Ralph, hanging beside her, squatting on buoyance, straightened up, splashing, and tried to survey the beryl depths around him. His sudden movements rendered even the immediate water opaque. The doctor's wife's surprisingly young laughter rang out.

“You Americans,” she said, “so nervy,” and with complacence pushed a little deeper into the sea, floating backward while the water gently bubbled around her mouth. She had a small face, gone freckled and rosy in this climate; her stringy auburn hair had been bleached by daily seabathing. “They rarely come in this far,” she said, tilting her face upward and speaking to the sky. “Only in the turtle-killing season, when the blood draws them in. We're fortunate. Our beaches go out shallowly. Over in St. Martin, now, the offshore water is deep, and they must be careful.”

She turned and, with the casual paddling stroke of a plump woman who floats easily, swam smiling toward him. “A shame,” she said, her voice strained by the effort of curving her throat to keep her lips free, “Vic Johnson is gone. He was a dear soul. The old Anglican vicar.” She pronounced “vicar” rather harshly, perhaps humorously. She stood up beside Ralph and pointed to the horizon. “Now,
he
,” she said, “used to swim far out into the bay, he and his great black dog, Cato. Vic would swim straight out, until he couldn't move a muscle, and then he would float, and grab Cato's tail, and the dog would pull him in. Honestly, it was a sight, this fat old Englishman, his white hair streaming, coming in on the tail of a dog. He never gave a thought to sharks. Oh, he'd swim
way
out, until he was just a dot.”

They were waist-deep in the sea, and at a motion from Ralph they walked toward shore together. The calm warm water leaped from their strides. She was small beside him, and her voice piped at his shoulder. “I'm sorry he's gone,” she said. “He was a lovely old gentleman. He had been here forty years. He loved the island.”

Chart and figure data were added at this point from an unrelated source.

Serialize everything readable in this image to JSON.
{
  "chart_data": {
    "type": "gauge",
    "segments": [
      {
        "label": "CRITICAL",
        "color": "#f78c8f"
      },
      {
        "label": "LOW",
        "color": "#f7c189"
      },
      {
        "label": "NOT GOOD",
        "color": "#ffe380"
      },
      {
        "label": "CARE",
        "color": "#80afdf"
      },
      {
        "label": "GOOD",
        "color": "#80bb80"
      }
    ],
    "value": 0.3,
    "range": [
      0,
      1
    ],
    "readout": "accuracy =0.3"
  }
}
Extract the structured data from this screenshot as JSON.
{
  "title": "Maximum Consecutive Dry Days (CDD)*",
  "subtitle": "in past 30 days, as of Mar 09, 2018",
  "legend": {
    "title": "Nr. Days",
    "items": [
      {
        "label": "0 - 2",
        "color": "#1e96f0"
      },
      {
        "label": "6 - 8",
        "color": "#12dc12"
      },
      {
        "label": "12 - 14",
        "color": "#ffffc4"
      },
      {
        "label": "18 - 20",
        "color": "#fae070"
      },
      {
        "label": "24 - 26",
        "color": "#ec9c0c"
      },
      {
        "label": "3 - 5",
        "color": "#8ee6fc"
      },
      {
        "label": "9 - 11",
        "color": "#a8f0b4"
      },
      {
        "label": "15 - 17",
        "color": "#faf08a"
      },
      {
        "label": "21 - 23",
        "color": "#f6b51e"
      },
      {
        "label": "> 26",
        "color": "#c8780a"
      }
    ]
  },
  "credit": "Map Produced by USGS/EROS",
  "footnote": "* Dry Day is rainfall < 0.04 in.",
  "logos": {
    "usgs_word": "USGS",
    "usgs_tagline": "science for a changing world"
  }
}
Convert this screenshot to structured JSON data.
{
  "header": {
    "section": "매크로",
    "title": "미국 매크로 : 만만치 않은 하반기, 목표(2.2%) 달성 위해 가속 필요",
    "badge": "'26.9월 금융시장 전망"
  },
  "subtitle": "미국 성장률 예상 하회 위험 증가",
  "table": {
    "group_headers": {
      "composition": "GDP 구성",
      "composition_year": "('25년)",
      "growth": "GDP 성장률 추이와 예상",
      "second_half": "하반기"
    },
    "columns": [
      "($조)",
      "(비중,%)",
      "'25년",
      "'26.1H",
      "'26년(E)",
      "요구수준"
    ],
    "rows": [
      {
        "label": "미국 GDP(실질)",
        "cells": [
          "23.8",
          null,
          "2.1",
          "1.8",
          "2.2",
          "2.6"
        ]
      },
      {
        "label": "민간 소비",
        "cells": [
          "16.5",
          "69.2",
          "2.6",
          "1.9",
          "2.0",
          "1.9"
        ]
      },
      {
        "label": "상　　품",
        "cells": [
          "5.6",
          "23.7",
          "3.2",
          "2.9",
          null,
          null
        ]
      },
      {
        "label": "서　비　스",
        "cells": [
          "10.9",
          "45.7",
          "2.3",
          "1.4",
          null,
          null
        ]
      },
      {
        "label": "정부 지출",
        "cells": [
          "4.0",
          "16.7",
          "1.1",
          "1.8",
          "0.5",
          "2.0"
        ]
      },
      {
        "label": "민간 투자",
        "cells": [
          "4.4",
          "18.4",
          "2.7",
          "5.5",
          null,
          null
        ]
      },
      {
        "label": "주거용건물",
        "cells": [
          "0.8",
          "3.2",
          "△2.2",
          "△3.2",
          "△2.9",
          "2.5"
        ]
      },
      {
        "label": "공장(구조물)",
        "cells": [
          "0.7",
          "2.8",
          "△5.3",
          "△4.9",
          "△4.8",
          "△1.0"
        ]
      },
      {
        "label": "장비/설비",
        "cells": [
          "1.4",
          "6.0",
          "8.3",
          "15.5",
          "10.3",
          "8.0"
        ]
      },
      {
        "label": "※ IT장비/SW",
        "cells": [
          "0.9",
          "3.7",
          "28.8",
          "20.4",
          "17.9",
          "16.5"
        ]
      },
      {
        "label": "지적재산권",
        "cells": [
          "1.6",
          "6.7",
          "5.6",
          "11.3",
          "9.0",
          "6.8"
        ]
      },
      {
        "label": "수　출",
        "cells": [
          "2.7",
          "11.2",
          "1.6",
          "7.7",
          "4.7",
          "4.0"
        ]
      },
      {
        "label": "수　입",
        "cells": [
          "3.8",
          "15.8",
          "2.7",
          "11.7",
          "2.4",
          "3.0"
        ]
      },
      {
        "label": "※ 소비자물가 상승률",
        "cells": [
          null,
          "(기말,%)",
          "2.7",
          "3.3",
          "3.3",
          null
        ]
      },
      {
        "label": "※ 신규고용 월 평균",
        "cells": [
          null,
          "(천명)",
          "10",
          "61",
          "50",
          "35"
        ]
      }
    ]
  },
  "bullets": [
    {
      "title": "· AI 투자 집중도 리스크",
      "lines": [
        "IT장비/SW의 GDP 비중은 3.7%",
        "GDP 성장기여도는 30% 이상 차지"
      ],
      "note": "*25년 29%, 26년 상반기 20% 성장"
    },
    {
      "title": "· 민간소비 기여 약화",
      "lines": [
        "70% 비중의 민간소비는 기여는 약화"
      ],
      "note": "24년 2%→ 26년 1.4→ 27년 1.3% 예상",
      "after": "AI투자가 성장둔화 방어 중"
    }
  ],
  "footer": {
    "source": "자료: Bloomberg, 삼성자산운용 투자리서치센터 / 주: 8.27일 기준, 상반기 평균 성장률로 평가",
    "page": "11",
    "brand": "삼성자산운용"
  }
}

“I can see why he would,” Ralph said. He turned his head to review the crescent of landscape around the beach, as if through his fresh eyes the doctor's wife could renew—what seemed to him to need renewing—her sense of the island's beauty. The white beach was empty. The natives used it only as a path. Their homes were set behind the ragged hedge of sea grape that rimmed the sand. Bits of tarpaper, pink-painted cement, corrugated roofing reddened by rust, wooden walls weathered to silver and patched by flattened kerosene tins, shacks on stilts, and unfinished cinder-block shells peeped above the dull, low foliage. There were few flowers. This was January. But the clusters of coconuts nested under the shuffling branches of the palms, and the high small puffy clouds, like the quick clouds of spring in his own climate, suggested that here the season of bloom and the season of harvest were parallel and perpetual: germination and fruition ceaselessly intertwined. There were no mountains in the view. The island was low; when they came in on the airplane, it seemed a two-dimensional twin, or sketch, of St. Martin, which thrust from the sea like a set of Vermont mountaintops. There, the beaches were steep and dangerous; here, they were safe. There, Dutchmen and Frenchmen built bustling hotels and restaurants to entice American dollars; here, strangers rarely came. Here, even the place names were bestowed without enterprise or effort. East End, West End, The Road, The Forest—thus the island was geographically divided. The uninhabited ridge of scrub and coral rubble that formed one side of the bay was named High Hill. The village was called The Bay. The orange cliffs on the other side of the bay were called The Cliffs. During these short winter days the sun set on a diagonal above them and, between six and seven o'clock, touched the sea at the fingertips of the most distant arm of land. Yet, after the sun had drowned, light, itself lazy, lingered among the huts and the oleander bushes. Now it was late afternoon; the tiny tropical sun, not yet swollen to red, patiently poured white brilliance down through the hushed air. The air was as soft, as kind, as the water; there was no hostility in either. The two elements, as Ralph came out of one into the other, seemed tints of a single enveloping benevolence.